BETTER THAN HAPPY – Episode 83
We are talking litmus tests today. A litmus test is a test we use to see how alkaline or acidic a substance is. And when the pH is neutral, the pH=7.0. This is what Google is telling me. Today the questions posed by Jody Moore is this: If we were to do a litmus test on the love or hate in our world, would the “pH” be over 7.0 or under? How about in our cities? How about our neighborhoods? How about in our homes?
I remember one of the apartments I lived in in college. We really took care of each other. One night, I couldn’t sleep – I’ve always had a difficult time with sleep – and my sweet roommate stayed up for hours that night doing “circles” on my face. She was taught in a class she’d taken on self-care that drawing small circles over your skin eases tension. And she stayed up for hours drawing those small circles on my face. I remember another time a roommate was going through a difficult time with her boyfriend, and I stayed up long after the everyone else was asleep, waiting for her to get home, so I’d know that she was safe, and so she’d know that she was needed and loved. I remember gathering at 4pm on Wednesdays, or maybe it was Thursdays, to watch Little House on the Prairie together as an apartment. We were kind of dorky like that.
In that apartment, I’d say we were above 7.0 on the love scale.
And not everywhere I’ve lived has been that high on the love scale. Sometimes people get caught up in watching out for themselves, or comparing, or gossiping, etc. And those would probably rate below 7.0 on the love scale.
“Is your desire to be right or perfect, stronger than your desire for peace and love?”
And we cannot control other people, but what we can do is control ourselves.
“What are YOU putting out? What are YOU contributing?”
And if where you’re at seems lower on the love scale, what can you do about that?
I’ve had roommates that were untrusting and unyielding and unkind. And I found myself being untrusting back and unyielding back and unkind right back to those roommates. I hadn’t learned otherwise – I hadn’t taught my brain to think otherwise. If I didn’t approve of a behavior, I fought it, rather than trying to understand it and love the person.
Misunderstanding creates misunderstanding. Dislike only creates dislike.
“Returning hate for hate multiplies hate, adding deeper darkness to a night already devoid of stars. Darkness cannot drive out darkness; only light can do that. Hate cannot drive out hate; only love can do that.”Martin Luther King Jr
Just as good and bad both exist in us all, love and hate both exists in us, as well.
“Inside our minds and our hearts, and in our bodies.”
What does it feel like to love? What does it feel like to hate? Have you ever thought about how those emotions feel in your body?
Let me tell you what love feels like to me. It feels as if my life is in absolute control, in the most out-of-my-hands way I can imagine. As if I cannot do or feel truly wrong – it isn’t possible. It feels like light – only no light I have ever seen with my eyes. It fills me. It then shoots out my eyes and my mouth and nearly my entire being. Remember Roald Dahl: “If you have good thoughts, they will shine out of your face like sunbeams, and you will always look lovely.” That is love.

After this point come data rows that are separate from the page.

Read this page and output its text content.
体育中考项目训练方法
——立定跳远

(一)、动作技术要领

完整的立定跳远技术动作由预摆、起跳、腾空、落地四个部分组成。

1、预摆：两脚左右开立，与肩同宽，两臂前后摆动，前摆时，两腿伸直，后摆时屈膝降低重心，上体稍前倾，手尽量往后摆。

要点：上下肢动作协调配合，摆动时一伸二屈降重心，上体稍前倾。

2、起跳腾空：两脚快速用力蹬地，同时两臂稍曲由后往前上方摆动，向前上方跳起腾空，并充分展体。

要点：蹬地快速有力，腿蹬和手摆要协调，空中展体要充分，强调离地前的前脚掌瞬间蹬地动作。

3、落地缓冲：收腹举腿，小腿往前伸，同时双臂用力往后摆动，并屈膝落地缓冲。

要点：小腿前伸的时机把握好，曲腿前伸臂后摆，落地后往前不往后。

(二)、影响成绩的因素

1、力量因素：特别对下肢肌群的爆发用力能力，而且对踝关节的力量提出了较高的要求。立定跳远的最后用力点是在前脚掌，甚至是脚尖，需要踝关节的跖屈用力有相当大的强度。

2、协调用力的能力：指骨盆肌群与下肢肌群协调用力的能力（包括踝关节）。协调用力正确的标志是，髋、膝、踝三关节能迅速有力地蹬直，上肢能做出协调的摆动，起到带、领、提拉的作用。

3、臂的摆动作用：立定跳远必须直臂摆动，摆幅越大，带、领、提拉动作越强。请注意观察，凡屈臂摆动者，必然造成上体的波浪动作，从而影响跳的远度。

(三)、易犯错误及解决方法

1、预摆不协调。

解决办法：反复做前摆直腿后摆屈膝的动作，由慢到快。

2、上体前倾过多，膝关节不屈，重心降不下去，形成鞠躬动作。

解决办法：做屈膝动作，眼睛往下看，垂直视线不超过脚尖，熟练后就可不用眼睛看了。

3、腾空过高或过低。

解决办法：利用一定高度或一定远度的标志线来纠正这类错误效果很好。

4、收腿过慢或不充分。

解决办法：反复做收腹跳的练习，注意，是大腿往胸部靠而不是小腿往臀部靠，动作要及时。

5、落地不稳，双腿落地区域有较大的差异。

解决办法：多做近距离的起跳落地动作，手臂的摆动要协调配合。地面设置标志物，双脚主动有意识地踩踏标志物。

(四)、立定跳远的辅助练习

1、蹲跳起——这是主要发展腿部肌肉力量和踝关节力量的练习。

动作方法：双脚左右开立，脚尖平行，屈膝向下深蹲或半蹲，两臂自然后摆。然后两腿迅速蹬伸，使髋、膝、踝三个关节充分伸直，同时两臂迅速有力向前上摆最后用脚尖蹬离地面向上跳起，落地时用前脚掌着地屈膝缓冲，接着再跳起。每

And hate? It feels desperate. It feels sickening. It feels dark, if darkness were a feeling. It feels like I am in danger.
And I have both. Instead of resisting the hate, can I redirect it to love. Here is an example. I hate the sun being in my eyes. It hurts. And I can’t see. And I can hardly even think. I feel my blood pressure rise – everything annoys me. I hate the sun being in my eyes. But it happens. Can I redirect that thing I hate about the sun to something that I love about the sun. Can I close my eyes, and tip back my head, and feel my body soaking in the energy of the sun, and feeling love instead of hate?

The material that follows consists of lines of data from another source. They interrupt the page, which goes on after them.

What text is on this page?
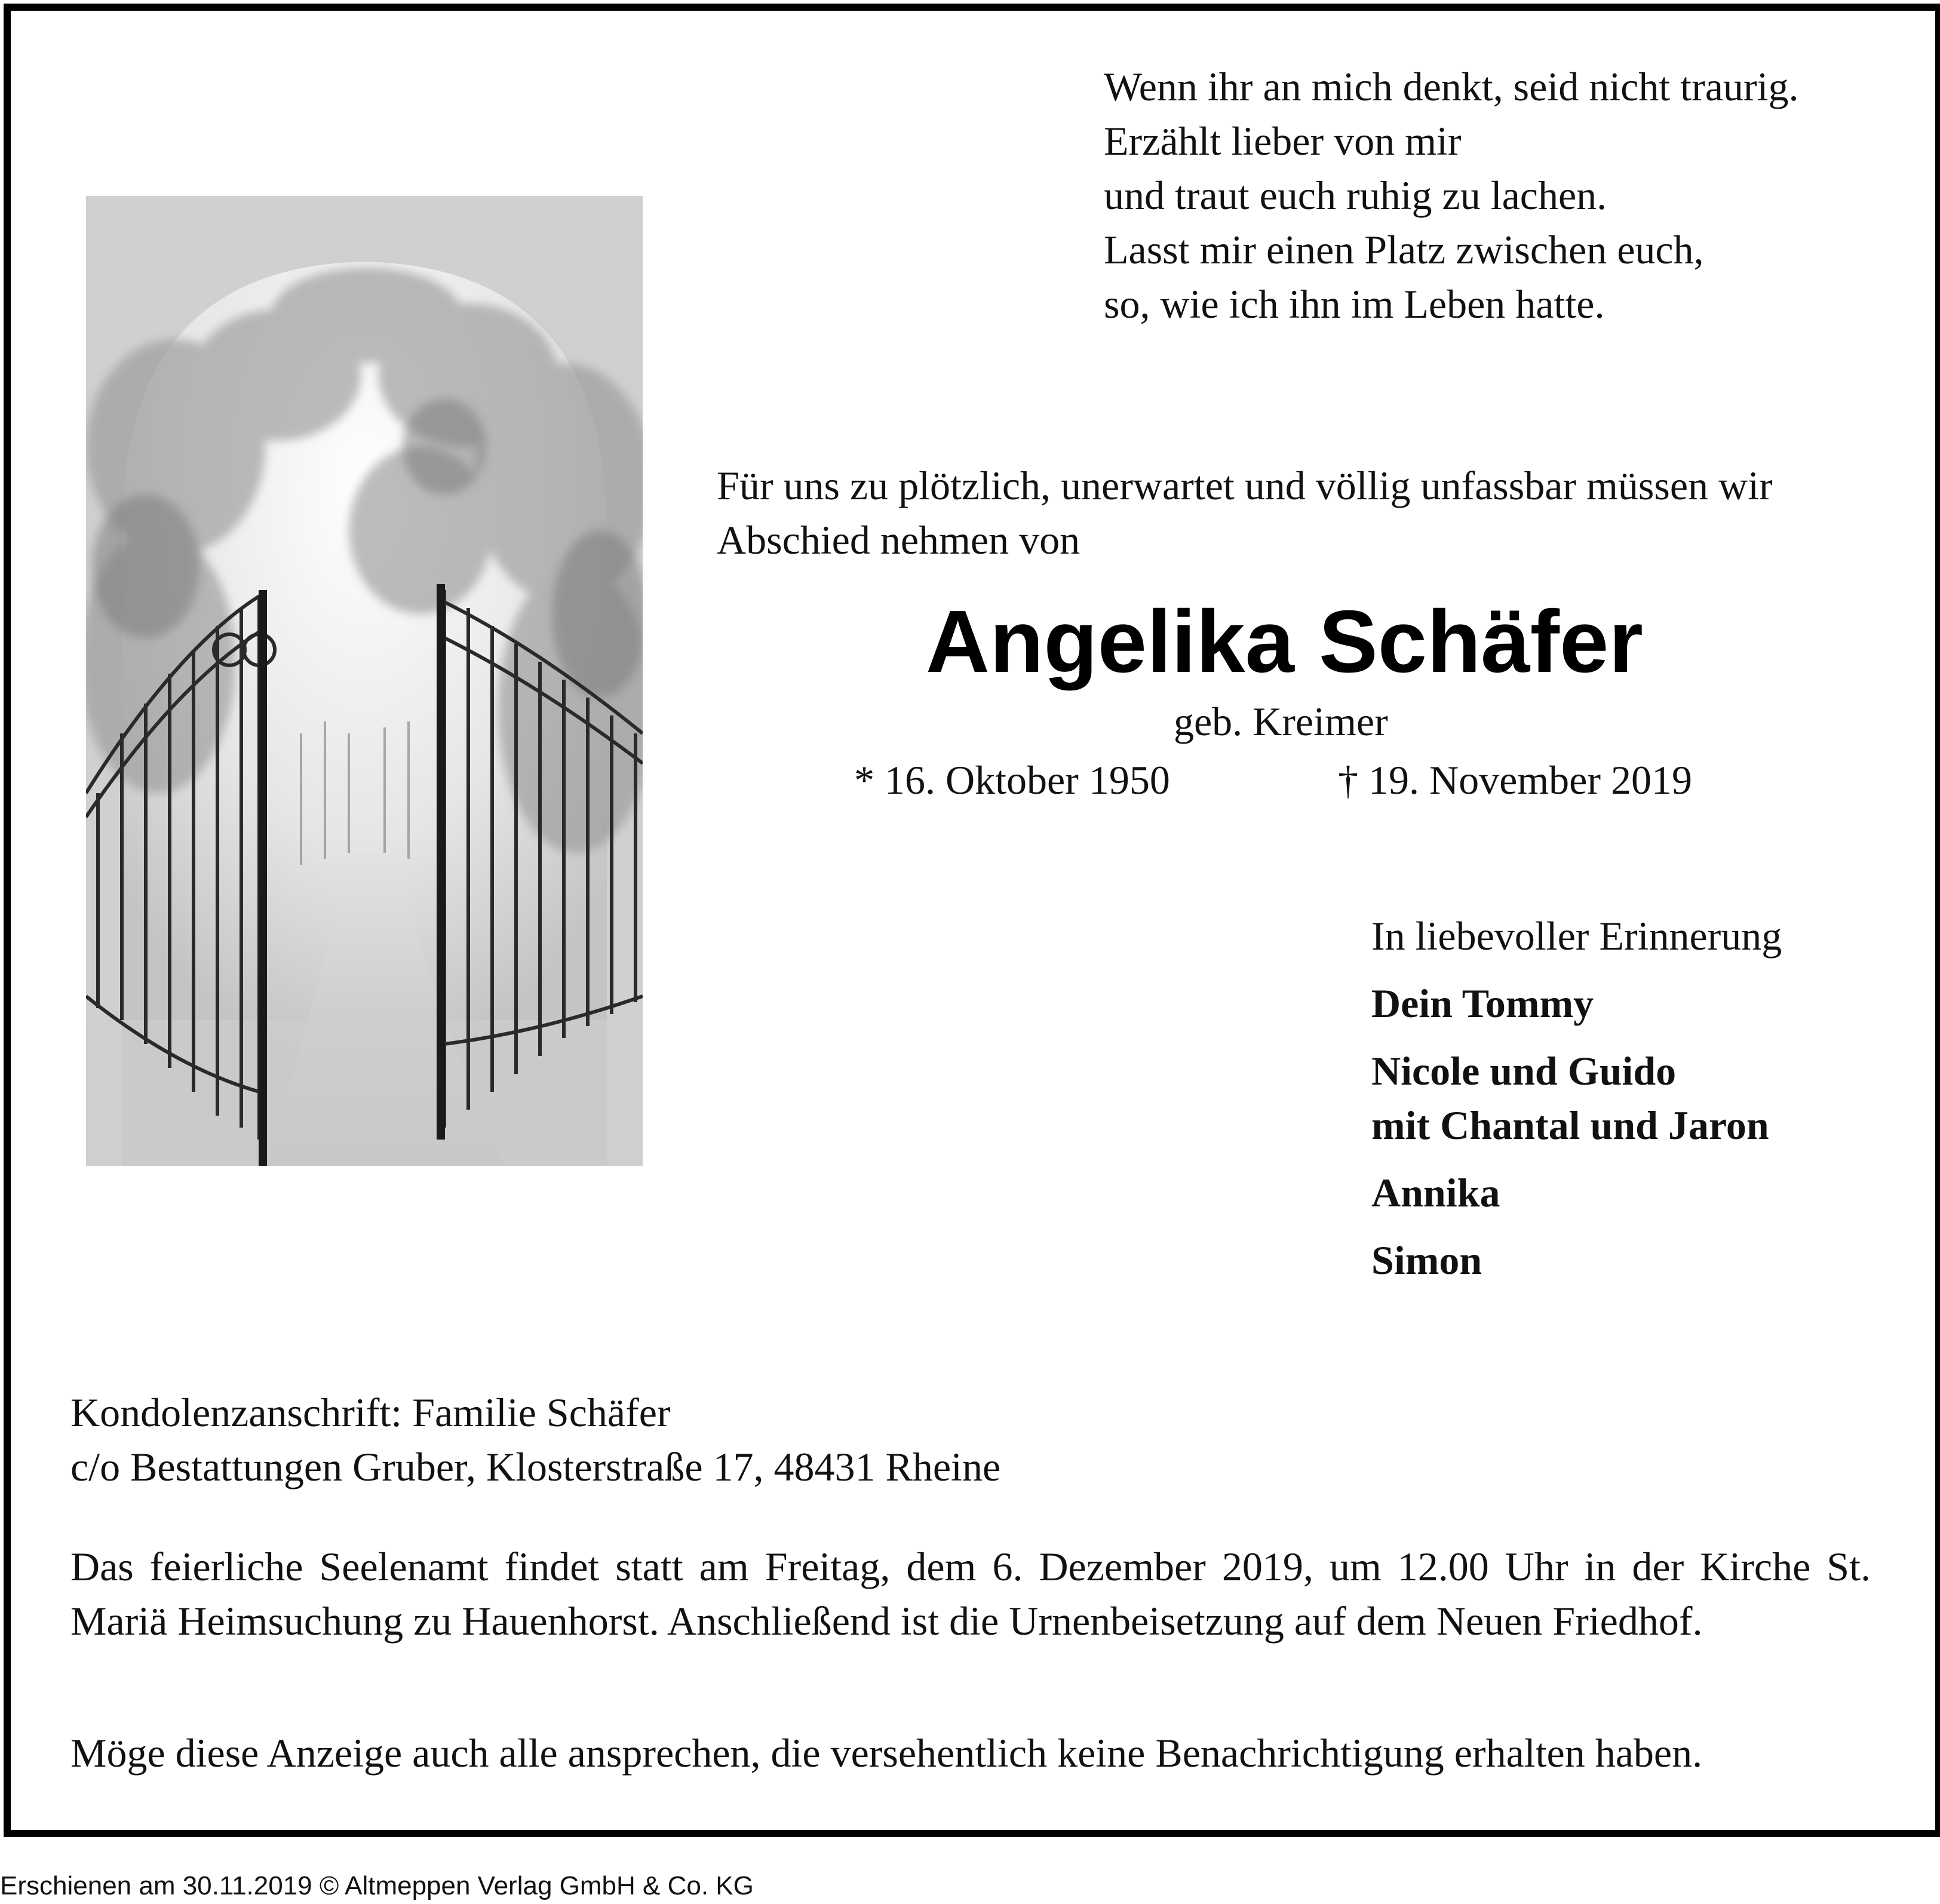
Wenn ihr an mich denkt, seid nicht traurig.
Erzählt lieber von mir
und traut euch ruhig zu lachen.
Lasst mir einen Platz zwischen euch,
so, wie ich ihn im Leben hatte.
Für uns zu plötzlich, unerwartet und völlig unfassbar müssen wir
Abschied nehmen von
Angelika Schäfer
geb. Kreimer
* 16. Oktober 1950	† 19. November 2019
In liebevoller Erinnerung
Dein Tommy
Nicole und Guido
mit Chantal und Jaron
Annika
Simon
Kondolenzanschrift: Familie Schäfer
c/o Bestattungen Gruber, Klosterstraße 17, 48431 Rheine
Das feierliche Seelenamt findet statt am Freitag, dem 6. Dezember 2019, um 12.00 Uhr in der Kirche St. Mariä Heimsuchung zu Hauenhorst. Anschließend ist die Urnenbeisetzung auf dem Neuen Friedhof.
Möge diese Anzeige auch alle ansprechen, die versehentlich keine Benachrichtigung erhalten haben.
Erschienen am 30.11.2019 © Altmeppen Verlag GmbH & Co. KG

Jody uses this example: Her elementary school children go to school before 8am. She hates that. She thinks that is too early for little kids. She hates it. And her mind wants to think about how much she hates it. But she redirects her thoughts to how much she loves the neighborhood that she lives in.
“Saying I don’t like something doesn’t remove the fact that I’m focused on it…
Focusing on what you love will enhance love in your life. Focusing on what you hate will enhance hate in your life.”
Can we replace our thought of what we don’t like with a thought of what we do like? Can we redirect our thoughts? Can we do it so frequently, intentionally, that it becomes natural to focus on what we love?
I think that’s how it works. I think that that’s how we invite more love into our lives.
“When you choose to hate, YOU are the one who has to feel it. When you choose to love, YOU are the one who feels it.”
Let’s try it on this week. We can talk more about it on Saturday in SO WHAT SATURDAY, but let’s see if I can find something that I don’t like that my mind wants to really think about how much I don’t like it. And let’s see if I can redirect that thought, to bring more love and light into my week.
“What we focus on is what we will create more of in our lives.”